Quatre ans après le biopic plutôt réussi qu’était Jackie, Pablo Larraín revient pour incendier nos écrans, un an après son passage à Venise. Cette fois, on quitte la pureté de la Maison Blanche et la pâleur des apparats de la veuve Kennedy pour une tornade de couleurs vives, un ouragan dansant à travers l’histoire d’Ema. Nouveau portrait de femme donc, mais un style radicalement différent.

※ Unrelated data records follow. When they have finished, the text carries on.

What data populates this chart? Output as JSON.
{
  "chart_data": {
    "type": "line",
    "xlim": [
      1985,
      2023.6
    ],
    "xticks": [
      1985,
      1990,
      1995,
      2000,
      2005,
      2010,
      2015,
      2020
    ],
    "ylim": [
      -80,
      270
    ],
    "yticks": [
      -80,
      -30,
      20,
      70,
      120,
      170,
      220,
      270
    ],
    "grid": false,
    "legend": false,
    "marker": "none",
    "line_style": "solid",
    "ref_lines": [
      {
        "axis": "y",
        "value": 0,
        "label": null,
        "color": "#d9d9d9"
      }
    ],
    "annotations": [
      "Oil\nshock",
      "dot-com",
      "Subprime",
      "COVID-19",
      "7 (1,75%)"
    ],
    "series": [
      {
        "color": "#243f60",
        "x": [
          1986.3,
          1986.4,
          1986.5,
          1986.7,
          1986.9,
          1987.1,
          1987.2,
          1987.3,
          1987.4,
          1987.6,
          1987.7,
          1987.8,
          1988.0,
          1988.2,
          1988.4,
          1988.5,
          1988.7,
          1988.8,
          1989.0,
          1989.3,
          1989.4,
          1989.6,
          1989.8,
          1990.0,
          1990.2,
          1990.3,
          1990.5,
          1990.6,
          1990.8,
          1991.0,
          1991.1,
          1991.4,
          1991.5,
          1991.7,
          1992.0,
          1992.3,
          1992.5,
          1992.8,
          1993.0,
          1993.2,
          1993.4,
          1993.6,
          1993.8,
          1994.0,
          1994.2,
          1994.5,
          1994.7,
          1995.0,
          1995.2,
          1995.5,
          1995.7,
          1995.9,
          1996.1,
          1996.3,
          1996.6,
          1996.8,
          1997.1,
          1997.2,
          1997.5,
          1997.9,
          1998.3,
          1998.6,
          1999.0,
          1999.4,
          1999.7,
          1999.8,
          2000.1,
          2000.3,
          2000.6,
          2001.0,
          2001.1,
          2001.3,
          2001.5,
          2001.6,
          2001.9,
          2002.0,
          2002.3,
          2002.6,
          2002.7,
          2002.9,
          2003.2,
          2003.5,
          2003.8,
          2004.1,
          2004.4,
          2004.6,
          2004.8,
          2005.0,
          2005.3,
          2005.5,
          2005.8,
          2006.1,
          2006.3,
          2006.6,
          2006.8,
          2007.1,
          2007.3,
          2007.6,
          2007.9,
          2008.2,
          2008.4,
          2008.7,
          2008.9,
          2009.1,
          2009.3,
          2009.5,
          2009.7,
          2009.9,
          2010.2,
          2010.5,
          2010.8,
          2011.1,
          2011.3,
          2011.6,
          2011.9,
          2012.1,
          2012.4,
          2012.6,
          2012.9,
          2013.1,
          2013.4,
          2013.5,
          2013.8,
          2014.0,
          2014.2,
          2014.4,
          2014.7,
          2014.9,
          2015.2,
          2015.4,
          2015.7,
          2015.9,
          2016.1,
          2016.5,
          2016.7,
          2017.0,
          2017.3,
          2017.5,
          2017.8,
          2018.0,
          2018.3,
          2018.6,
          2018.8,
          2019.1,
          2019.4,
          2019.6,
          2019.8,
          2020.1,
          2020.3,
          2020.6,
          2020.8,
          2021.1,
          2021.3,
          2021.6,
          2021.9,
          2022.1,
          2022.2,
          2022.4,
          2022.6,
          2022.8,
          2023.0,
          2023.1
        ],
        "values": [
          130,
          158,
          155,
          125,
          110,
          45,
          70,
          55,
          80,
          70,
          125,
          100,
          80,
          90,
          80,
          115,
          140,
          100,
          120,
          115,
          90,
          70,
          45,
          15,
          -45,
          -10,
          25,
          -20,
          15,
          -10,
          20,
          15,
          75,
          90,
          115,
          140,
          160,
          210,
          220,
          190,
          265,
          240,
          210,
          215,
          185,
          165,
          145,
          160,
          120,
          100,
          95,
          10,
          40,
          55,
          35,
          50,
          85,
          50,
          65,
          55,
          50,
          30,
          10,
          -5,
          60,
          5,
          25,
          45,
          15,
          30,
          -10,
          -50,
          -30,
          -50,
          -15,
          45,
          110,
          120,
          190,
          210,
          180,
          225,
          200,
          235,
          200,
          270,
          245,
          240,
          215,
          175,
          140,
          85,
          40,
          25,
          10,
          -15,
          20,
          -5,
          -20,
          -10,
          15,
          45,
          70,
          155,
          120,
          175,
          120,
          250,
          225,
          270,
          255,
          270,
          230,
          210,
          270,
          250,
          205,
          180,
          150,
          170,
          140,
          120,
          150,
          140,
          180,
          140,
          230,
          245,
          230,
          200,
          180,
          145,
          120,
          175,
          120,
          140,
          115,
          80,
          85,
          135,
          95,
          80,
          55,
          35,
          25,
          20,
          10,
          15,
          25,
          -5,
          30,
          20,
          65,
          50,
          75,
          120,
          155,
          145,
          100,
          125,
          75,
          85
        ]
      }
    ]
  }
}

Ema (Mariana Di Girolamo) est danseuse et professeure de cette même pratique dans une école. Mariée à son chorégraphe Gaston (Gael García Bernal), elle n’est plus heureuse depuis qu’ils ont rendu Polo, l’enfant qu’ils avaient adopté, après un drame provoqué par ce dernier. Commence alors pour Ema une quête de liberté, et surtout une volonté de prouver sa capacité à être mère, dans une société la mettant de côté. Car Larraín offre ici une pure plongée dans la folie d’individus marginaux, incontrôlables. La scène d’introduction résume parfaitement la situation. Une cacophonie composée de la danse, des disputes du couple, et des recherches de l’enfant. Un moment de cinéma brut et abouti, annonçant la couleur et qui place la barre haute pour le reste de l’oeuvre. Le feu sacré sommeillant en Ema ne demande qu’à se réveiller et irradier une société enfermée dans des carcans désuets. Déconstruction du couple, de la parentalité classique, on a là une œuvre incandescente, qui saisit et fracasse tant nos yeux que nos préceptes.

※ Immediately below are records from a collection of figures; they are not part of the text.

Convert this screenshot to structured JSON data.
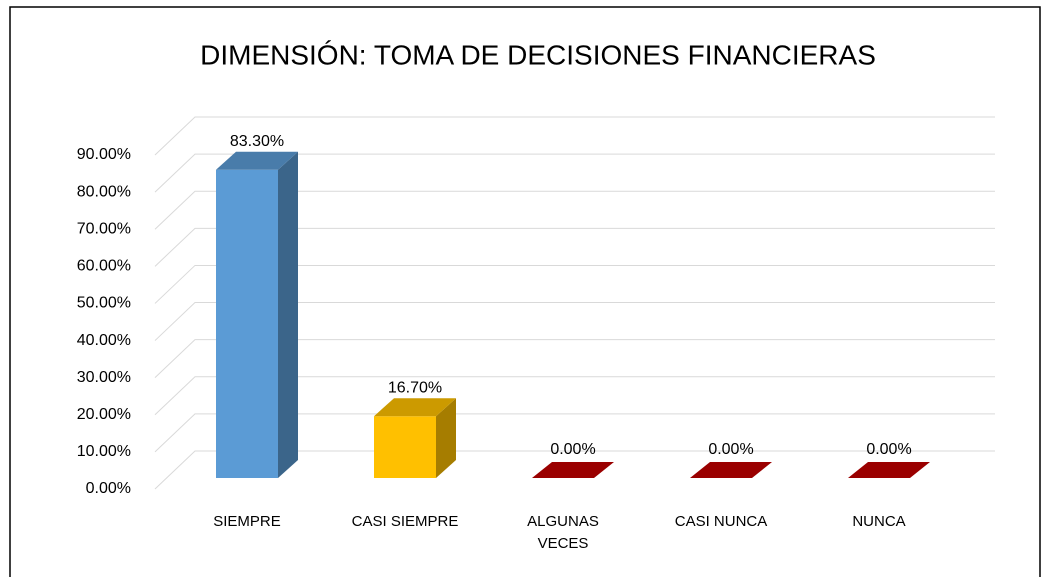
{
  "chart_data": {
    "type": "bar3d",
    "title": "DIMENSIÓN: TOMA DE DECISIONES FINANCIERAS",
    "categories": [
      "SIEMPRE",
      "CASI SIEMPRE",
      "ALGUNAS VECES",
      "CASI NUNCA",
      "NUNCA"
    ],
    "values": [
      83.3,
      16.7,
      0,
      0,
      0
    ],
    "value_labels": [
      "83.30%",
      "16.70%",
      "0.00%",
      "0.00%",
      "0.00%"
    ],
    "colors": [
      "#5b9bd5",
      "#ffc000",
      "#c00000",
      "#c00000",
      "#c00000"
    ],
    "ylim": [
      0,
      90
    ],
    "yticks": [
      {
        "value": 0,
        "label": "0.00%"
      },
      {
        "value": 10,
        "label": "10.00%"
      },
      {
        "value": 20,
        "label": "20.00%"
      },
      {
        "value": 30,
        "label": "30.00%"
      },
      {
        "value": 40,
        "label": "40.00%"
      },
      {
        "value": 50,
        "label": "50.00%"
      },
      {
        "value": 60,
        "label": "60.00%"
      },
      {
        "value": 70,
        "label": "70.00%"
      },
      {
        "value": 80,
        "label": "80.00%"
      },
      {
        "value": 90,
        "label": "90.00%"
      }
    ],
    "grid": true
  }
}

Car oui, Ema n’est pas un film simple à appréhender. Larraín explore la psyché de personnes dérangées, rongées par elles-mêmes mais qui méritent une vie normale. La musique de Nicolas Jaar, alliée au sens du découpage du cinéaste donne lieu à des moments quasi transcendantaux, sensoriels, dans lesquels l’expression corporelle est un véritable cri du cœur, un symbole de liberté envoûtant et frappant. La chair devient vectrice d’émotions fortes, de remise en cause des a priori sociaux sur une catégorie de personnes. L’image sublime le reggaeton (chose qui semble impossible de prime abord), et Mariana Di Girolamo envahit l’écran et nos esprits à chacune de ses prestations. D’une grande justesse, elle jongle parfaitement entre les registres tout en gardant un côté sincère, profondément touchant malgré les exactions qu’elle commet. Au même titre que Bernal, son personnage n’est pas “aimable”, on ne peut pas vraiment s’y identifier, mais la fragilité qui les habite et qu’ils véhiculent en parallèle de leur férocité, crée une ambivalence face à laquelle on ne sait comment se situer. Cette ligne fine sur laquelle joue le metteur en scène peut déranger, mais agit comme une déclaration de tolérance envers ces “freaks” contemporains, étranges mais humains comme nous.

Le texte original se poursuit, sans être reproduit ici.